3. The cured epoxy adhesive of claim 2 wherein the composition comprises 5 to 25 wt % of the capped polyurethane prepolymer.

4. The cured epoxy adhesive of claim 2 wherein the composition comprises 0.75 to 20 wt % of the core shell rubber.

5. The cured epoxy adhesive of claim 2 wherein the polyetheramine-epoxy adduct comprises a reaction product of an epoxy with one or more of a polyether diamine or a polyether triamine.

6. The cured epoxy adhesive of claim 2 wherein the polyetheramine-epoxy adduct comprises the reaction product of an epoxy with a polyether triamine.

7. The cured epoxy adhesive of claim 2 wherein the composition comprises 5 to 40 wt % of the polyetheramine-epoxy adduct.

8. The cured epoxy adhesive of claim 2 having a Tg at least 100° C.

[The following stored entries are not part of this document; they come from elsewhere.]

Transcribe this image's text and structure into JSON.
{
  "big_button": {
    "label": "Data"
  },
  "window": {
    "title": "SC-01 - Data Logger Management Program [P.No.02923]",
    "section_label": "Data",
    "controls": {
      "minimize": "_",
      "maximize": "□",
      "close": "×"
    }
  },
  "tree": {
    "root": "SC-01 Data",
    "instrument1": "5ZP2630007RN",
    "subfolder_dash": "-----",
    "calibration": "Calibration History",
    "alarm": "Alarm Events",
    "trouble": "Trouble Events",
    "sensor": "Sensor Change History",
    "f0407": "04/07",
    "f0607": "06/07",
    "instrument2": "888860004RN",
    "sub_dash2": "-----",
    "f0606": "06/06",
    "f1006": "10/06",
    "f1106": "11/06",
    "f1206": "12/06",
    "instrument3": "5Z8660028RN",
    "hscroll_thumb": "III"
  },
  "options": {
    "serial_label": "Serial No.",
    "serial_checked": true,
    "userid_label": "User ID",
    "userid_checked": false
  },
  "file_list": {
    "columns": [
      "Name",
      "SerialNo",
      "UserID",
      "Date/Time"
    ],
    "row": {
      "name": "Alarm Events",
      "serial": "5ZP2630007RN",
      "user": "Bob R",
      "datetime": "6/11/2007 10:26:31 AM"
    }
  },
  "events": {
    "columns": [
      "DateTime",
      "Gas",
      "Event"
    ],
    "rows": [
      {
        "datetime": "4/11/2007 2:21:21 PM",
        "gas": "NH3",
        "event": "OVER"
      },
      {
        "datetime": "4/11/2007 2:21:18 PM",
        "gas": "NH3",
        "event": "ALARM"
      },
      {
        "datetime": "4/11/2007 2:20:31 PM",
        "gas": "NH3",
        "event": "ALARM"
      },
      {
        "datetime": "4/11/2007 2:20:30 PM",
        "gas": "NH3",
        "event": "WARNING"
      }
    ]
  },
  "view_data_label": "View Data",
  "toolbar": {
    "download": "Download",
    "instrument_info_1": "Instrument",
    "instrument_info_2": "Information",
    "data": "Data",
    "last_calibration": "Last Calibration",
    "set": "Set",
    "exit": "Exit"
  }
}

9. A method of manufacturing a cured epoxy adhesive having an E-modulus of 300 to 1000 MPa, and a Tg at least 80° C., the method comprising:

a) obtaining a composition comprising a capped polyurethane prepolymer, a core shell rubber, a prepolymer comprising the reaction product of an epoxy with one or more of a polyether diamine or a polyether triamine, an epoxy resin, and a hardener; and

b) exposing the composition to suitable conditions to cure the composition.

10. A mixture comprising a capped polyurethane prepolymer, 5 to 15 wt % of a core shell rubber, an epoxy resin, and a prepolymer comprising the reaction product of an epoxy with one or more of a polyether diamine or a polyether triamine.